〈孩子,我能去婚禮嗎〉 

李吳阿月一早搭公車再轉兩次捷運,帶著媳婦沈薔薇走進龍山寺,轉進地下街命理區的某間小包廂,等著預約時刻。

「聽講這先生有夠厲害,伊一定有辦法保得我的金孫。」阿月摸著少婦平坦的肚皮,滿心期待手抱嬰孩的那天。

「醫生說六周的胚胎萎縮,是屬於自然淘汰,看什麼都一樣。」沈薔薇望向時鐘,今日老友結婚,在附近辦午宴,大家講好不遲到。

「呸呸呸,哪有老母咒死自己囝仔,進去別胡亂說話。」看見算命仙舉手,阿月趕緊往裡走去,快速遞出備好的紅紙黑字,裡面有全家的八字命盤。

還未開口詢問,衣著白襯衫的老翁開口便道:

「老頭家娘,囝仔有緣就會來見面,不必強求。

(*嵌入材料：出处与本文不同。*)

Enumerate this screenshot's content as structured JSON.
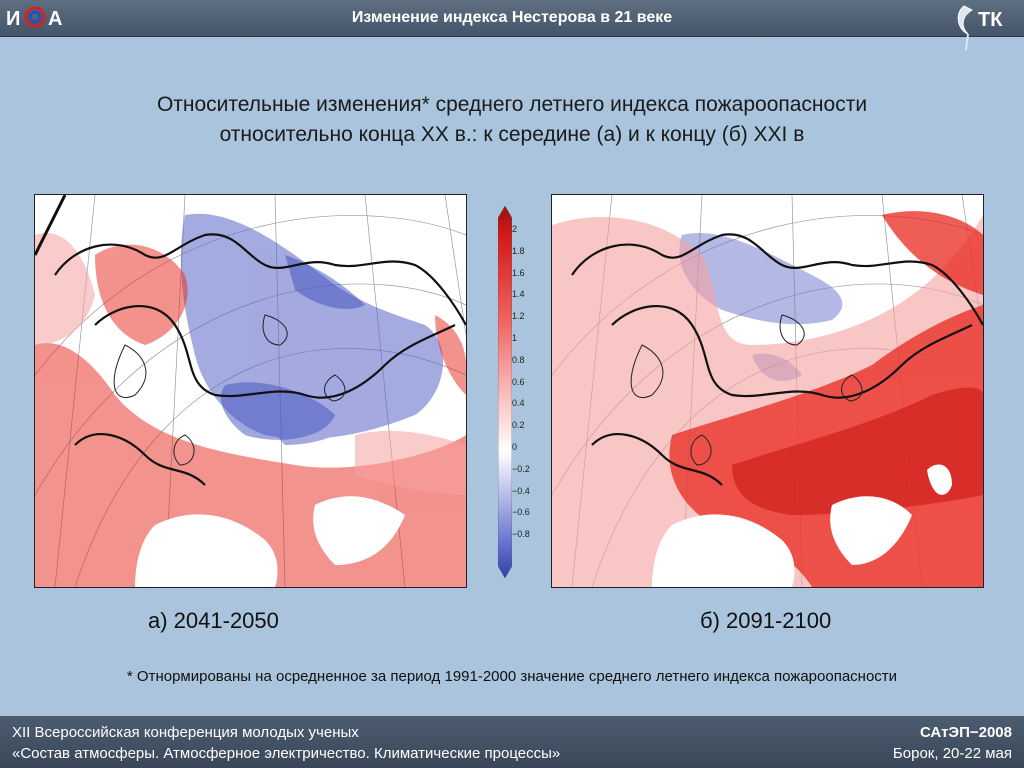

」

阿月眉頭死死緊皺,從袋裡拿出厚厚紅包往功德箱一放:

「先生拜託,少年人結婚五年,該做的檢查攏有做,肚子還是無消息。這次不簡單才有機會,不能乎阮孫走啊!」

老翁瞅了沈薔薇一陣,從木製抽屜拿出串手珠,揮揮手沉聲交代:

「放寬心還是有機會,去吧。」 

阿月聽完,將手珠戴入媳婦手腕,便連忙起身再三道謝,滿心歡喜離開算命街。婆媳一前一後步行至街口,沈薔薇先去攔了台計程車,開門轉頭說道: 

「媽,妳先回去,我和朋友約好要去餐廳看新娘。」  

「不行,有身的人不能去參加婚禮,講好幾次啊,是要甲我氣死嘛!妳就是這樣鐵齒,囝仔才乎你趕走。走,作伙返去。」阿月一個使勁把媳婦推進車門,自己併坐在旁,也不管沈薔薇的臉色有多難看,便對司機大喊了聲「開車」。

瞪著窗鏡中的婆婆,沈薔薇默默將手伸進隨身包,取出一顆白色藥丸送入唇中。

她記得那日醫生曾說,藥物流產早些決定,大人也就不用多受罪。